二人は気づいてないようだが、別の何者かが、姿を隠して近づいて来る。おそらく、その者の元に、遠くで浮かんでいる奴もワープしてくるだろう。
「うおっ!? 何や」
僕達のいる監視塔の屋上と同じ高さに、突然現れたオレンジ色の髪の男性。20代後半くらいに見えるが、帰還者なら見た目は変わらないから、何の手掛かりにもならない。
僕達から、数メートルの距離に浮かんでいる。
(もう一人は、少し下か)
姿を隠して近づいてきた奴は、僕達からは見えない場所に浮かんでいるようだ。
「さっきの術は、お嬢さんの魔法だね? 俺にケンカを売ったということかな」
ユキナさんの方を真っ直ぐに見た彼に威圧されたのか、ユキナさんは数歩下がった。
「結界があるんやから、ビビらんでええって。
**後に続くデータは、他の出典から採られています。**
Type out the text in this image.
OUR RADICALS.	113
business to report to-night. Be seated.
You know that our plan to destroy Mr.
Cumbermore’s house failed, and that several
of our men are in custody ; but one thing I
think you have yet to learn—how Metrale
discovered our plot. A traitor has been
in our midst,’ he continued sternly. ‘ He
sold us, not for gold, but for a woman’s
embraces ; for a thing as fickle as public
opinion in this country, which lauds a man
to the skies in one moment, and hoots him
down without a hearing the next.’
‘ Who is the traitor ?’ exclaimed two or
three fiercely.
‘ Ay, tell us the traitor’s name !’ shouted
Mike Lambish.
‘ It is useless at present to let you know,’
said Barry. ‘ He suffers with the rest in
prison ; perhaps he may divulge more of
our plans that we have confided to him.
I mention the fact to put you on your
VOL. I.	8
おまえ、魔王なんか?」
ユウジさんがそう尋ねると、彼はニヤッと笑った。そして、スーッと真っ直ぐに近寄ってくる。
「結界? そんなものに意味があるのかい?」
「ちょっと待て。この塔は中央部にあるんやで? 何、鉄格子なんか握っとんねん」
(あっ、やばっ)
僕は、咄嗟に、ユウジさんとユキナさんの腕を掴んで、後方へと跳躍した。
彼が握る鉄格子は、オレンジ色に変色して、ドロドロに溶けていった。